Quel est ton objectif avec cette formation ?
Il est multiple : une telle formation ne peut que m’aider à structurer mon projet Route du Rhum et mes projets voile en général. Quand tu vas vendre un projet à des entrepreneurs, s’ils savent que tu as fait cette formation, ça les rassure grandement. J’aimerais aussi que ce diplôme me permette de faire à terme des interventions en entreprise autour de ces notions de management et de ressources humaines. J’ai envie d’être entrepreneur, je pense que cette formation est un outil pour à la fois valoriser mon parcours de coureur au large, qui est jusque-là toute ma vie, et me donner les clés pour ouvrir des portes que je ne soupçonnais pas pouvoir ouvrir.

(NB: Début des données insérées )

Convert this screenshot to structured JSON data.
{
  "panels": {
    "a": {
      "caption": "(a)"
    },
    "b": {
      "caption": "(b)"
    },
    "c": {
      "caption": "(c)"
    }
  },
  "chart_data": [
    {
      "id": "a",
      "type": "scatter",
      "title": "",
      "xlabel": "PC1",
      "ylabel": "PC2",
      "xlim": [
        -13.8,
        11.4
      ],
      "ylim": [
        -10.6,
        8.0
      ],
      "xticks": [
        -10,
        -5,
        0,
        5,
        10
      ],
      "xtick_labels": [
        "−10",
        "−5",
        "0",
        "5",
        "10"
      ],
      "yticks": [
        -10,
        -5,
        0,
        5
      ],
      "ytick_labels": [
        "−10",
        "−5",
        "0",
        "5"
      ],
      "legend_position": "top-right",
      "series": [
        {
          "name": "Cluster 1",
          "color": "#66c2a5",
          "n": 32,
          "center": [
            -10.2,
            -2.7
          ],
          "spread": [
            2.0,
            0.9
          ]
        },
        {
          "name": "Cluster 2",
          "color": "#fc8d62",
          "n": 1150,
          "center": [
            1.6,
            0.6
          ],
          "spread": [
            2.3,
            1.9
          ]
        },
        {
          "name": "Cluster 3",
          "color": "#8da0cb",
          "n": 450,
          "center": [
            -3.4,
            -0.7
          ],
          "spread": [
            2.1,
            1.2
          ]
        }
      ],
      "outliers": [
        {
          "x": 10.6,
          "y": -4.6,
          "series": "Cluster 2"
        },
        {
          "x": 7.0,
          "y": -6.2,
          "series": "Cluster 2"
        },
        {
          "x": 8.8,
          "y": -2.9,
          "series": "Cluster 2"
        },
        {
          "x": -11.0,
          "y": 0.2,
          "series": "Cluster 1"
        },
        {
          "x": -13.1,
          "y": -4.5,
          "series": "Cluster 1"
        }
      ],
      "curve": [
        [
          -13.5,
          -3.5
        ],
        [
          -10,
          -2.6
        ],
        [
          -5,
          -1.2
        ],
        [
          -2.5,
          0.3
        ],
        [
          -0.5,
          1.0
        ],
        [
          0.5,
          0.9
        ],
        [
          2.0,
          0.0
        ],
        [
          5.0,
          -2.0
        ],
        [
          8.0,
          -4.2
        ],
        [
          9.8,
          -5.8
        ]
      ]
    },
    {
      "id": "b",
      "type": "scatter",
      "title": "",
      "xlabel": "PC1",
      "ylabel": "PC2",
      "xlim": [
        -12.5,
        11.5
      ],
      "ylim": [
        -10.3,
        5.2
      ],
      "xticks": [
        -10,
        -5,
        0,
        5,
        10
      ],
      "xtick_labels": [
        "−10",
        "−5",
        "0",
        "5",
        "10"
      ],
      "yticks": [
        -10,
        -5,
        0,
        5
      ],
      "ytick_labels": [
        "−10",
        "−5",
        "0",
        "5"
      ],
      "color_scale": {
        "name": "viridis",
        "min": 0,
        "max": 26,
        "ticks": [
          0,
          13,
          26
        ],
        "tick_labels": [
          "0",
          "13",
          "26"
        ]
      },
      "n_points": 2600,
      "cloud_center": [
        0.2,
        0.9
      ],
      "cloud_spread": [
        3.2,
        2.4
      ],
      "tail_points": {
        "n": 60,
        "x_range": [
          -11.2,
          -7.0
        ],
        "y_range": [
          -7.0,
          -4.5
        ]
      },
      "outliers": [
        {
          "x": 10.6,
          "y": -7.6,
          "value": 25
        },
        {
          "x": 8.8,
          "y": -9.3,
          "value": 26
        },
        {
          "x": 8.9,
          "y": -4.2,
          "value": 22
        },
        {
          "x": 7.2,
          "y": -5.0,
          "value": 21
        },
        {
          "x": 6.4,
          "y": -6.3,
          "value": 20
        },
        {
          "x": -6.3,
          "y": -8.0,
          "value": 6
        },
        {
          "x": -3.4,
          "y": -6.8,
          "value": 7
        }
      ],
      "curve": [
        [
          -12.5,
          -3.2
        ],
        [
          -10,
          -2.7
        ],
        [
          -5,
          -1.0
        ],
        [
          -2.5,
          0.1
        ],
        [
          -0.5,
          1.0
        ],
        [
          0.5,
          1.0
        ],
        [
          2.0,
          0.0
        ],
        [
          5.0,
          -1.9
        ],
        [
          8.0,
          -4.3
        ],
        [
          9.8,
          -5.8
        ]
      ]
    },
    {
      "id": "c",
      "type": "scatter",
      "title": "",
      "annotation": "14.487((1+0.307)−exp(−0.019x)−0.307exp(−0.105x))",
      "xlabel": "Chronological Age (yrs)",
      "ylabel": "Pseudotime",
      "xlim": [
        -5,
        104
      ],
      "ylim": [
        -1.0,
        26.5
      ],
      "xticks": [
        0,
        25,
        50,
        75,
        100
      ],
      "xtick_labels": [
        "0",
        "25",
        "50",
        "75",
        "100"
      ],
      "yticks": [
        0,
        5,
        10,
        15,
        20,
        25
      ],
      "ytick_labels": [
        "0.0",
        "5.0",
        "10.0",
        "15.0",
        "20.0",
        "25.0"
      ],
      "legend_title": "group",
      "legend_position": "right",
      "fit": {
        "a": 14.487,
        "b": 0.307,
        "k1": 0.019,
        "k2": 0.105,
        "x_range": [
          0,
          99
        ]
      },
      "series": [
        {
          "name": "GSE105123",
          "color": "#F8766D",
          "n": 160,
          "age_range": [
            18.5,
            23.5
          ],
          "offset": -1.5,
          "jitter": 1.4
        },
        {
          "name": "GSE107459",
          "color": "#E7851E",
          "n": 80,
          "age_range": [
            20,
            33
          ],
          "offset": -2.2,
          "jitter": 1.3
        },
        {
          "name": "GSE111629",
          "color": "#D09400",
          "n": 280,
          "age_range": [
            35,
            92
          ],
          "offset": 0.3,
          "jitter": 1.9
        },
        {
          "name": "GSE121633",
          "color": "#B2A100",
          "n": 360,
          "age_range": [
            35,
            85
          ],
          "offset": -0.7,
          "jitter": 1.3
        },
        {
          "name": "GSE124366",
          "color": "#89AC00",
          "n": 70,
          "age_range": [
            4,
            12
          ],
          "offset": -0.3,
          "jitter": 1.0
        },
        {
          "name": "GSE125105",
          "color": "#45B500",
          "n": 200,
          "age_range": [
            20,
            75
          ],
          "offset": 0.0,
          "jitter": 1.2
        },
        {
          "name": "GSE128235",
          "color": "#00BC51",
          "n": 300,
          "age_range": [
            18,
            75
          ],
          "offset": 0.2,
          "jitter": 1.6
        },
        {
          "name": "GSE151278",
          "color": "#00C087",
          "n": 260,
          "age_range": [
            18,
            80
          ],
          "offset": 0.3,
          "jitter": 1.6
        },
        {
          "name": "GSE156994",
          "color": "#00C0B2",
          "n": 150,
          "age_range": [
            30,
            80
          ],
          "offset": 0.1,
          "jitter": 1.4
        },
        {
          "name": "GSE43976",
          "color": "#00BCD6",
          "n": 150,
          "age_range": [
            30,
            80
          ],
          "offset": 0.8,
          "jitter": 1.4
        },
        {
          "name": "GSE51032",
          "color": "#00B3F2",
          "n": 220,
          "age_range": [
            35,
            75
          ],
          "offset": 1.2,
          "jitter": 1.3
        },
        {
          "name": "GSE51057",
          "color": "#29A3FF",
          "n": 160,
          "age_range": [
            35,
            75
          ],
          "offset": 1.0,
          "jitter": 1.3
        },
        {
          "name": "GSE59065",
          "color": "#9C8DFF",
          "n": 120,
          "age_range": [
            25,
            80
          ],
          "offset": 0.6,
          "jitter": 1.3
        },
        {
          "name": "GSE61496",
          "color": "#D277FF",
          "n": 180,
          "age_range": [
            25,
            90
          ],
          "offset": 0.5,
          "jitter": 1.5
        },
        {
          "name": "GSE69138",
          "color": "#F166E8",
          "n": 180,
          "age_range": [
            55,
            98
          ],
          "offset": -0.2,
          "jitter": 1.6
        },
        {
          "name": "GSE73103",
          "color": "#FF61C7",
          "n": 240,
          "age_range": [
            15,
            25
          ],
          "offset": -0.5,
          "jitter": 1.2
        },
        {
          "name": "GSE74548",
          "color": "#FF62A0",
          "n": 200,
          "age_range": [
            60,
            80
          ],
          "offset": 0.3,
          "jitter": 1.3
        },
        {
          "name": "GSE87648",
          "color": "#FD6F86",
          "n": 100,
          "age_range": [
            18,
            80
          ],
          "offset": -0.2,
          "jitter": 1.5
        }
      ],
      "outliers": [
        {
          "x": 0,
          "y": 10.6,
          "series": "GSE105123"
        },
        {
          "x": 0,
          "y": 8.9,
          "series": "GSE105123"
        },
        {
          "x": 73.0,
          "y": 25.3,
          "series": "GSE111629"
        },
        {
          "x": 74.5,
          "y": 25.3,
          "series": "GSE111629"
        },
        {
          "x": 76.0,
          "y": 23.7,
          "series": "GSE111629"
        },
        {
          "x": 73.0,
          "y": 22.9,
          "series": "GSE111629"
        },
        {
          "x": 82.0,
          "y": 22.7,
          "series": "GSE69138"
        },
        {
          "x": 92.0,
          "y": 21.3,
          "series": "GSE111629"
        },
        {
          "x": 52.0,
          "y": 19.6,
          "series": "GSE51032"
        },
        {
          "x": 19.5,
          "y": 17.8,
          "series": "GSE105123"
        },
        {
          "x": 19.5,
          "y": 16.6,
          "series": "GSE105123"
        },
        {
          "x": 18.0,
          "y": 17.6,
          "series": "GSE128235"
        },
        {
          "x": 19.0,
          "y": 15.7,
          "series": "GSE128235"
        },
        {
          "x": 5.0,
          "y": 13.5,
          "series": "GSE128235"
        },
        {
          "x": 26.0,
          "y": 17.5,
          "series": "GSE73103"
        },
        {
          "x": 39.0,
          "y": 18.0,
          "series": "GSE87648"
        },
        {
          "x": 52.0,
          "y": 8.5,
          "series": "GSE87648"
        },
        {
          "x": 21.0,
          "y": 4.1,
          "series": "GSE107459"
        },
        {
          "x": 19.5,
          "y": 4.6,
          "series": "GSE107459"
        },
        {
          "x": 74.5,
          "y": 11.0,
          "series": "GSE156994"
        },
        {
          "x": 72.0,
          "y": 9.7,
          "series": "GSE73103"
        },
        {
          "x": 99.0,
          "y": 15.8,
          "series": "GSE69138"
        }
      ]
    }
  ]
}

Tu avais fait une étape avec Dongfeng lors de la dernière Volvo Ocean Race, as-tu eu envie d’y retourner sur l’édition en cours ?
Non, je n’ai pas fait de geste dans ce sens. A la fin de l’année, j’avais besoin de respirer, parce que j’étais vraiment usé physiquement et moralement, la Volvo, ce n’est pas forcément le truc à faire dans cet état-là ! Et, en tant que spectateur, je trouve que le rythme de la course me dérange, ça ressemble à du travail à la chaîne, avec des escales qui sont tellement courtes que je plains presque les coureurs. Pourtant, j’ai toujours adoré la Volvo qui fait partie de mon ADN, mais je trouve que la course a pris un format très commercial, les hommes et les femmes sont super malmenés, je trouve ça vraiment extrême.
As-tu d’autres navigations en vue ?
Oui, je vais aider un Guadeloupéen, Carl Chipotel, à préparer la Route du Rhum en Class40, je le rejoins début avril en Guadeloupe pour convoyer son bateau jusqu’aux Açores, puis on fera ensemble la Normandy Channel Race. J’aime bien transmettre, donc ce projet me plaît.